Os Oficiais de Justiça atuam, na maioria das vezes, de forma solitária, sem porte de arma funcional, utilizando veículo próprio e enfrentando, diariamente, condições adversas, inclusive em locais sem estrutura mínima de segurança. Exigir que esses servidores assumam responsabilidades alheias às suas funções, é inadmissível, principalmente quando se trata de uma afirmação daquele que representa o Poder Judiciário no Estado do Rio Grande do Sul.

A Fenassojaf também destaca que o fornecimento recorrente de endereços e contatos incorretos por parte dos sistemas do próprio Judiciário e de órgãos de segurança pública é um problema estrutural. O elevado volume de mandados com dados equivocados, somado ao uso de bases desatualizadas e ferramentas automatizadas, tem ampliado esse cenário, tornando ainda mais injusta qualquer tentativa de responsabilização individual dos servidores.

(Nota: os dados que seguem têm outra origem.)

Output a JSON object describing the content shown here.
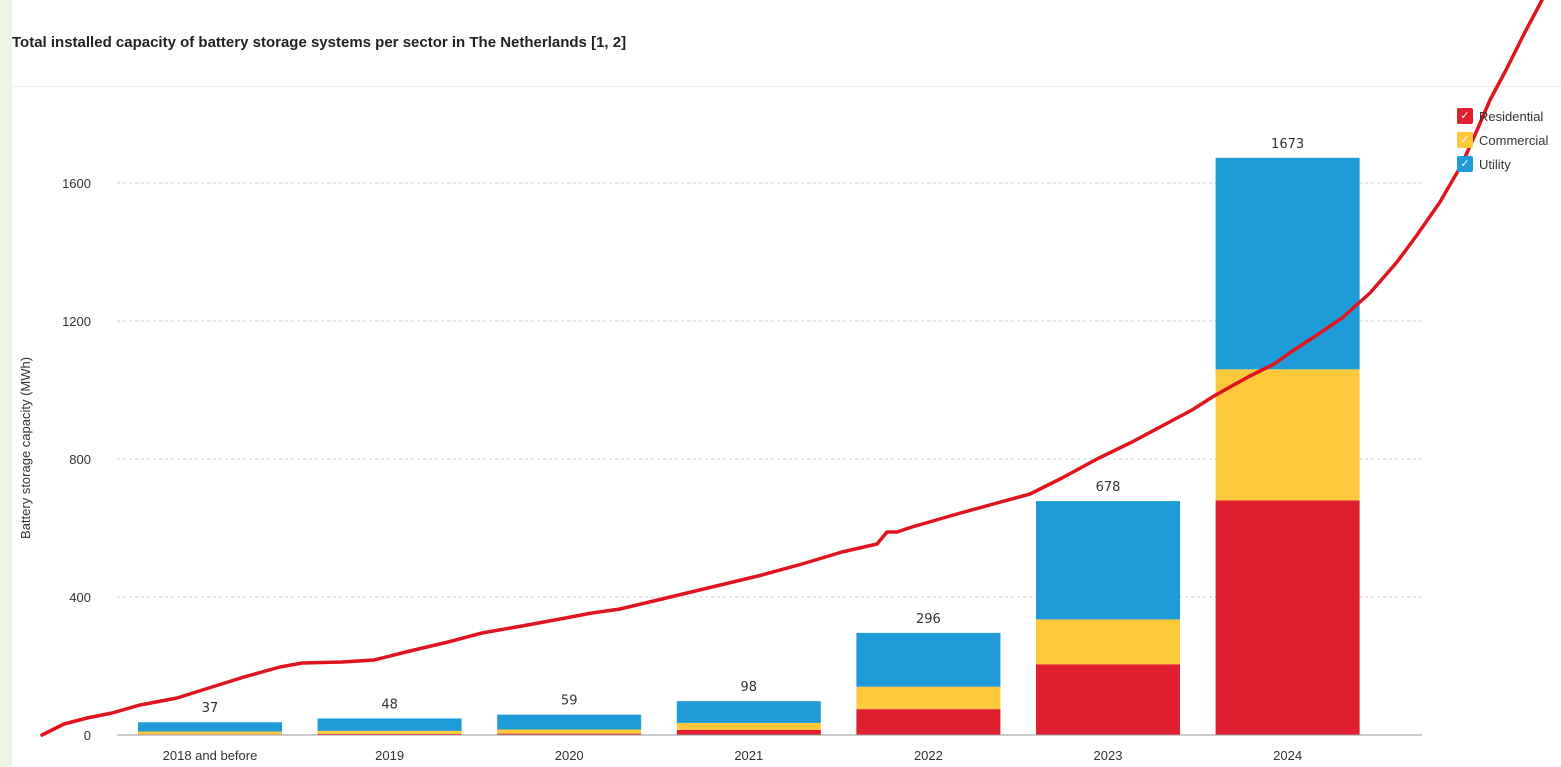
{
  "title": "Total installed capacity of battery storage systems per sector in The Netherlands [1, 2]",
  "legend": [
    {
      "label": "Residential",
      "check": "✓",
      "color": "#e02030"
    },
    {
      "label": "Commercial",
      "check": "✓",
      "color": "#fdc83c"
    },
    {
      "label": "Utility",
      "check": "✓",
      "color": "#1f9cd8"
    }
  ],
  "colors": {
    "residential": "#e02030",
    "commercial": "#fdc83c",
    "utility": "#1f9cd8",
    "annotation_line": "#e0141e"
  },
  "chart_data": {
    "type": "bar",
    "stacked": true,
    "title": "Total installed capacity of battery storage systems per sector in The Netherlands [1, 2]",
    "xlabel": "",
    "ylabel": "Battery storage capacity (MWh)",
    "categories": [
      "2018 and before",
      "2019",
      "2020",
      "2021",
      "2022",
      "2023",
      "2024"
    ],
    "series": [
      {
        "name": "Residential",
        "values": [
          2,
          3,
          4,
          15,
          75,
          205,
          680
        ]
      },
      {
        "name": "Commercial",
        "values": [
          8,
          9,
          12,
          20,
          65,
          130,
          380
        ]
      },
      {
        "name": "Utility",
        "values": [
          27,
          36,
          43,
          63,
          156,
          343,
          613
        ]
      }
    ],
    "totals": [
      37,
      48,
      59,
      98,
      296,
      678,
      1673
    ],
    "yticks": [
      0,
      400,
      800,
      1200,
      1600
    ],
    "ylim": [
      0,
      1780
    ],
    "grid": true,
    "legend_position": "top-right"
  }
}
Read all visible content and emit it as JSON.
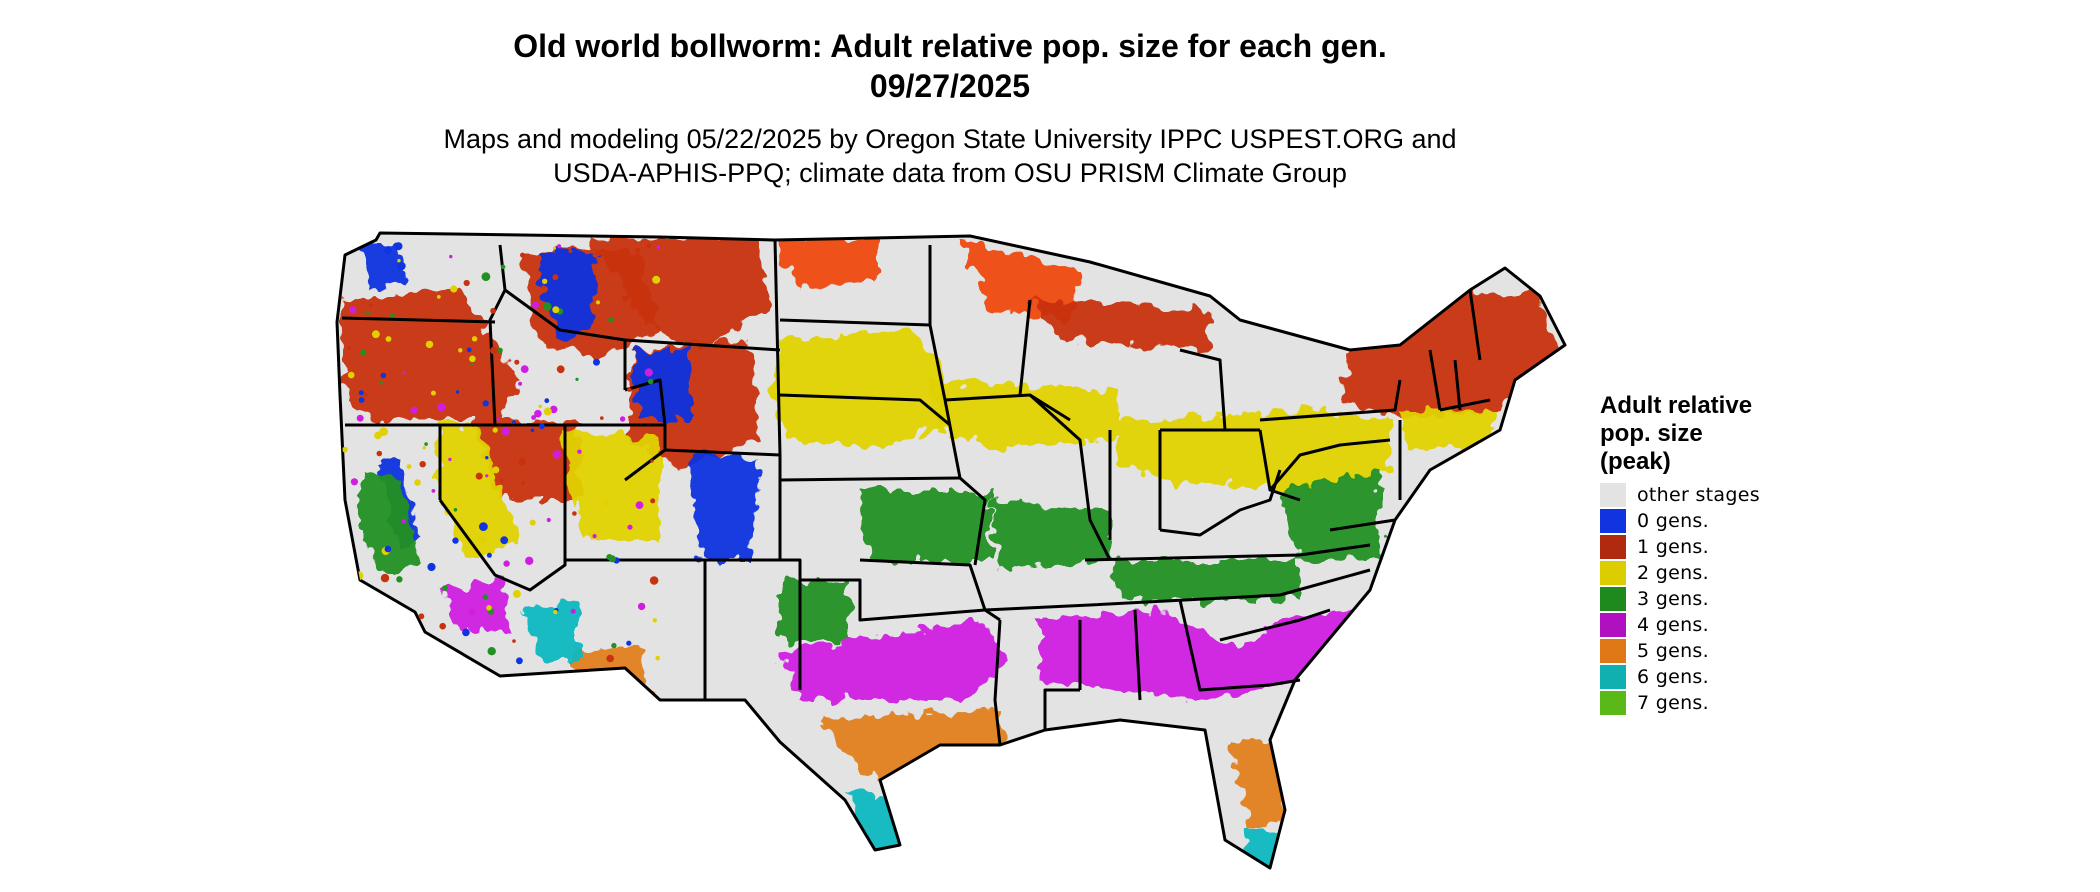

O feminicídio ocorrido em Novo Barreiro representa uma tragédia que deve ser analisada sob a perspectiva sistêmica. A responsabilidade pela efetividade das medidas protetivas é institucional e coletiva, envolvendo fluxos processuais, prazos, estrutura administrativa e políticas públicas de proteção às mulheres. Transferir essa responsabilidade para um único servidor não contribui para o aprimoramento do sistema de justiça, tampouco para a prevenção de novos crimes.

A Fenassojaf reafirma que os Oficiais e Oficialas de Justiça são o elo direto entre o Judiciário e a sociedade, sendo, muitas vezes, a face visível do Poder Judiciário nas ruas. Merecem, portanto, respeito, reconhecimento e respaldo institucional — e não uma injusta exposição pública.

Por fim, a Associação Nacional reforça a necessidade urgente de revisão dos procedimentos relacionados à concessão e ao cumprimento das medidas protetivas, bem como do fortalecimento das políticas de enfrentamento à violência contra a mulher, para que tragédias como essa não se repitam.

A Fenassojaf lamenta o assassinato ocorrido em Novo Barreiro e segue firme na defesa intransigente da dignidade, das atribuições legais e da valorização dos Oficiais e Oficialas de Justiça em todo o país.